ALL of Adenla Handcrafted Essential soaps are vegan and cruelty free!
Natural soaps might have a high entry price in the market, but that’s because they offer numerous benefits when it comes to your well-being and health. There are so many natural oils, butters, plant extracts and exfoliants that can be used in real soap, ingredients that are genuinely good for your skin and overall health. Take coconut oil, with it’s moisturizing and disinfectant properties combined with a dose of vitamin E, essential for heathy skin. Coconut oil is the base for all of my handcrafted soaps and I really love how it makes my skin and hair feel.Then there’s Shea butter, with its skin healing properties that have been held in high regard since the time of the Pharaohs in Ancient Egypt. Natural antibacterial and antifungal properties can be drawn from eucalyptus, while peppermint leaves can act as a decongestant and create a fresh invigorating scent. Real soaps don’t have to just clean you, they can make you healthier and make you feel a whole lot better too. Natural soaps are made using various natural sources, which also includes organic ingredients. These soaps are usually made by blending butter and plant-based oils that are rich in vitamins, antioxidants, and nutrients. Moreover, natural soaps can be enriched with many other essential ingredients that originate from the earth, such as clays, salts, botanical extracts, and essential oils. Did you know that real handmade soap is actually moisturizing and great for those with dry skin, sensitive skin and eczema? Individuals with sensitive skin will especially feel and see the difference brought by using natural handmade.

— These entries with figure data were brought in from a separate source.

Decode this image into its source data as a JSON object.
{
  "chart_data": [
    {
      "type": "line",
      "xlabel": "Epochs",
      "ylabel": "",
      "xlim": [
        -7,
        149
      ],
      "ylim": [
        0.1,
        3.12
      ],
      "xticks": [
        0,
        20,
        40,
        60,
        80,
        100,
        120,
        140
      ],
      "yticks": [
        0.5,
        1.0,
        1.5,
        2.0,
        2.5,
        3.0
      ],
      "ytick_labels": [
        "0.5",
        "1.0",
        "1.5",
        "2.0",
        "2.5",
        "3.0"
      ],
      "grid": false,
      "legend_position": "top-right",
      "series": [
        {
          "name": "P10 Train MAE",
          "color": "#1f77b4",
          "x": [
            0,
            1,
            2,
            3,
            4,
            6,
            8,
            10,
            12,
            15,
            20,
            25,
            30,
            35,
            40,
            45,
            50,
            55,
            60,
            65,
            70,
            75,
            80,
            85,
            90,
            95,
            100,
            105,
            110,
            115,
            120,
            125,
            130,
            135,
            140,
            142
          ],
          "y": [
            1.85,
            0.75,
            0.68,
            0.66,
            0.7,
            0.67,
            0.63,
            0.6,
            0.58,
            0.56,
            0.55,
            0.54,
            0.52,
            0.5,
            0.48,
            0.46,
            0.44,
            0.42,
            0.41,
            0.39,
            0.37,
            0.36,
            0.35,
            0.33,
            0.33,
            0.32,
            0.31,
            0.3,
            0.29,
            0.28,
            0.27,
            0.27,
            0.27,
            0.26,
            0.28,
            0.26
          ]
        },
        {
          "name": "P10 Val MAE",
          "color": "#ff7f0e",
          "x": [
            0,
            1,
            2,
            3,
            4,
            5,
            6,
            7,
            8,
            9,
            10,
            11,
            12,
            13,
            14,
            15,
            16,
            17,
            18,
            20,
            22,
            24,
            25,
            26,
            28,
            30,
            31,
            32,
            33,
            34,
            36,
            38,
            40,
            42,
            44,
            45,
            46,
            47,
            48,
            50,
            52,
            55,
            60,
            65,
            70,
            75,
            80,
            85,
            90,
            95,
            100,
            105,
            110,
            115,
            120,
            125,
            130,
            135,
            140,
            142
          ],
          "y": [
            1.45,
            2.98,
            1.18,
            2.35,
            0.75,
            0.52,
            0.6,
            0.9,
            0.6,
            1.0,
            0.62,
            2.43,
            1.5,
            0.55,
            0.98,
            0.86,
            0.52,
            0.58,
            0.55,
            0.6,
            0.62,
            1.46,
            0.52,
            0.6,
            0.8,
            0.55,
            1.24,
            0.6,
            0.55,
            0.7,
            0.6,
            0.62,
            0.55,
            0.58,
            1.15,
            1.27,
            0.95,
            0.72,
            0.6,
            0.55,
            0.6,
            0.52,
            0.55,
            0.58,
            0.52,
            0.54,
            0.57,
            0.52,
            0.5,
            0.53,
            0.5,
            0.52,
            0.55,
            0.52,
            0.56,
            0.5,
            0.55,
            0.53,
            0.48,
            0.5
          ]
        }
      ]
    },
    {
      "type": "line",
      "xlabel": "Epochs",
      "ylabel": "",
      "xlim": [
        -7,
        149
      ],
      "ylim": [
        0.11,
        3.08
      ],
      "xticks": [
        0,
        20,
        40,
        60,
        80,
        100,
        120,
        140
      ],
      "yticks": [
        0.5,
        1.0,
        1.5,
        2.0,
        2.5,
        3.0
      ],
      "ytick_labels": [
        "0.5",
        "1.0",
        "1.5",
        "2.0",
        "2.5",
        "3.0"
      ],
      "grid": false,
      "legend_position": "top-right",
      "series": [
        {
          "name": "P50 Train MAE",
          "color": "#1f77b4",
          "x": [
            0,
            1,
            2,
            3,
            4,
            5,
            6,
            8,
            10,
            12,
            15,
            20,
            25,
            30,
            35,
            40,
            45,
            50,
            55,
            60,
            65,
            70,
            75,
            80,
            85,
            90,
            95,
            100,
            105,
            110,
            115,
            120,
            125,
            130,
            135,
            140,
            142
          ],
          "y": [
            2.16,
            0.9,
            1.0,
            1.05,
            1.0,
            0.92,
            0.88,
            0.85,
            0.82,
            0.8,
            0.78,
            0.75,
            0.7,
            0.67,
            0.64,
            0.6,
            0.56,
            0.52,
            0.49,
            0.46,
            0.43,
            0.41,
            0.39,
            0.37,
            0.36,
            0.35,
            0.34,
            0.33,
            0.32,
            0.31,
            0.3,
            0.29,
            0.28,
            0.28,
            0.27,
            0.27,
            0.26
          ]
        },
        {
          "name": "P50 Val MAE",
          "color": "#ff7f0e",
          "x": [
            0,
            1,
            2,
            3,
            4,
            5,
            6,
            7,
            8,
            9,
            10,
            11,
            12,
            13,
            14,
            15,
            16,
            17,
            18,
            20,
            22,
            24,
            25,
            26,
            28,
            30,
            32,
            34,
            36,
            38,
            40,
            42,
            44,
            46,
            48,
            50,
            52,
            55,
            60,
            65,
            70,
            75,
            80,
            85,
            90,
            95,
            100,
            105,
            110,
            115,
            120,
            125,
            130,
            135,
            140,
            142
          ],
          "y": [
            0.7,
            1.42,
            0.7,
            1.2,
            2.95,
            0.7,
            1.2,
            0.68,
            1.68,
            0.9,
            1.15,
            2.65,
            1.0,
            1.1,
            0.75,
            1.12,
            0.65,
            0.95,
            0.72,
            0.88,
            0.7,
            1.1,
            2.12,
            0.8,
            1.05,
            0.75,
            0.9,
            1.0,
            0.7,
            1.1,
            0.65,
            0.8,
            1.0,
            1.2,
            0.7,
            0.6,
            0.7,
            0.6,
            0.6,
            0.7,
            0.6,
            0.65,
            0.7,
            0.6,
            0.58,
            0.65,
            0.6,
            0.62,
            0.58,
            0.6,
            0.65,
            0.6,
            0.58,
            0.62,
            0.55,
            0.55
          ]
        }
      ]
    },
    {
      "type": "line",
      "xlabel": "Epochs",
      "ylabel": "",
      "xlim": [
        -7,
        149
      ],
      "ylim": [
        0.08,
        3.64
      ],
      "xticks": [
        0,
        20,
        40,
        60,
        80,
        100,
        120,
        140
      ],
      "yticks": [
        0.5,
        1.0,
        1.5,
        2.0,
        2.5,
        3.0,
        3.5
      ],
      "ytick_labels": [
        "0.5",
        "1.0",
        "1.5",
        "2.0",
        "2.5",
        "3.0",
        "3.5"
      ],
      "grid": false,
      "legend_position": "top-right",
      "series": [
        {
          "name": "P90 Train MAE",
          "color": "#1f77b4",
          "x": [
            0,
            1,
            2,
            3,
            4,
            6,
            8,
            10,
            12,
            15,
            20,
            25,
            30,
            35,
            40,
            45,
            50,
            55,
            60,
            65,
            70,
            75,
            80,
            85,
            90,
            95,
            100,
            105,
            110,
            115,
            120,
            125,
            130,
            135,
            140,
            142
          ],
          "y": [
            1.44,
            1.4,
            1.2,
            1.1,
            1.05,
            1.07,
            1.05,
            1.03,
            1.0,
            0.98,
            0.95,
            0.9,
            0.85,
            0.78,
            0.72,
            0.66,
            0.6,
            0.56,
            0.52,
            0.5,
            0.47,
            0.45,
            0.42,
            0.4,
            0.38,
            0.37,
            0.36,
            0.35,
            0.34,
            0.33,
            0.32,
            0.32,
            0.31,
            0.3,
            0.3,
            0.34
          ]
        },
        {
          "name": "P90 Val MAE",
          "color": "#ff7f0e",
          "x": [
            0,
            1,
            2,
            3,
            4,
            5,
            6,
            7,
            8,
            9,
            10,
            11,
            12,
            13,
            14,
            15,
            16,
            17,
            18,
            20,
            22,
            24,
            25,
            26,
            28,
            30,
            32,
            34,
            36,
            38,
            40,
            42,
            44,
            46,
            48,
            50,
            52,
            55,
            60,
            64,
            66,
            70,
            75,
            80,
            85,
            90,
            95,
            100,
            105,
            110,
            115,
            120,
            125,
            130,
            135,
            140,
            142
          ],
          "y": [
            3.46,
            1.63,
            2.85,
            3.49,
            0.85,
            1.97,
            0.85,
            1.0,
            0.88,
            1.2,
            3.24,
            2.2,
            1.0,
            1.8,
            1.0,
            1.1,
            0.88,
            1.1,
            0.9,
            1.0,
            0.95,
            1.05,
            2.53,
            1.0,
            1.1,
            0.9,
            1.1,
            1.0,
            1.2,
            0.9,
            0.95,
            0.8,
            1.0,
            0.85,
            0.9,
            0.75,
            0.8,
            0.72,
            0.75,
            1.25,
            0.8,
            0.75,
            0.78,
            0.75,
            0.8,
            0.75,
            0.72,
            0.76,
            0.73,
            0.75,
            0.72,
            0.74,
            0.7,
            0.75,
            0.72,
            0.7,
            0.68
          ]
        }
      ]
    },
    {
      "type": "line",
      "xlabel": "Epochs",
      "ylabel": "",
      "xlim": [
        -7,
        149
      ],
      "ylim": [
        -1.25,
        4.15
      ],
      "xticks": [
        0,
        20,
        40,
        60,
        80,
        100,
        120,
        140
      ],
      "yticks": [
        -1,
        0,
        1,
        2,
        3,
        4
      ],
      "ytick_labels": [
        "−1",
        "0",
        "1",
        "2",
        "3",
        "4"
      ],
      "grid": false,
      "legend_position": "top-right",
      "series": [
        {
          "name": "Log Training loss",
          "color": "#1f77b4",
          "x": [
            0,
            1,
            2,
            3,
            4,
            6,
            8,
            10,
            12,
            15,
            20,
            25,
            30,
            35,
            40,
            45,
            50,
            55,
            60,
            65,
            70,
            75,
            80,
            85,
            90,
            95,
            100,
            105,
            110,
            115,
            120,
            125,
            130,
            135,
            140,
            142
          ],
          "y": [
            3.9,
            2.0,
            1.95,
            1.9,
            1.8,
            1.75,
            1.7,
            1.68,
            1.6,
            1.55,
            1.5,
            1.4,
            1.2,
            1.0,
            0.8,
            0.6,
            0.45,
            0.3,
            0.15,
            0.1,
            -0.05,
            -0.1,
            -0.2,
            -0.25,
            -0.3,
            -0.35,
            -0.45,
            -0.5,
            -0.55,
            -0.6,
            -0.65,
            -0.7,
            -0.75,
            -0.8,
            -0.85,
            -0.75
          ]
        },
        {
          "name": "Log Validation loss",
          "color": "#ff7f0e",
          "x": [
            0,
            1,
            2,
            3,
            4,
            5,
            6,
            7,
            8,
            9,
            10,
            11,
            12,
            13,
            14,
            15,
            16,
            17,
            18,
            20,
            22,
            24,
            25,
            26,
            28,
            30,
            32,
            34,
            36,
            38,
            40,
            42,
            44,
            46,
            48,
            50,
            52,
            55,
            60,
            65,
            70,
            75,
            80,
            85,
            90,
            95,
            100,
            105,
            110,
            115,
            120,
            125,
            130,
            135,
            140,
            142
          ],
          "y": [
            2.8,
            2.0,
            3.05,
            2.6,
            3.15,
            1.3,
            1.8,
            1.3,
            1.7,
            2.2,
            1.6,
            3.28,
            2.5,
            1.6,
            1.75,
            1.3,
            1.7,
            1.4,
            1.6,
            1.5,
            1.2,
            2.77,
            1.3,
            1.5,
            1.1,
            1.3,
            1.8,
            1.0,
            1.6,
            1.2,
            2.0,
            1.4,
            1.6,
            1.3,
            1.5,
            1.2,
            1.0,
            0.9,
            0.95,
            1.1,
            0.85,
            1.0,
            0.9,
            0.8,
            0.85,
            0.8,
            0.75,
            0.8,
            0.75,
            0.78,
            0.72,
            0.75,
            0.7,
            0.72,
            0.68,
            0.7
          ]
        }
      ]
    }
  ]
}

I have customized at least 20 different types of soaps with amazing ingredients that include calendula flowers, moringa powder, lavender buds, basil, oatmeal, and fruit and veggie purees that truly nourish and enrich the body's largest organ. These are the kind of natural ingredients that your hair, body, and skin need. I believe wholeheartedly that if an ingredient is good internally, then not only is it safe, but beneficial for the external as well. With many different combinations and options, whether or not they are organic, there is always an ideal natural soap for everybody. Everyone's skin is different and has different needs at different times and being aware of the needs and catering to them is the conscious and responsible way to be. I love helping people see what may have never been seen before and having the knowledge of a skin care professional allows me to create beautiful healing blends. It's all about quality when handcrafting natural soap. I also cannot think of a better way to flood your senses using beautiful aromatherapy, moisturizing your skin, and also embrace life’s uniqueness, than by using some wonderfully simple natural soaps. Your skin will definitely notice the difference!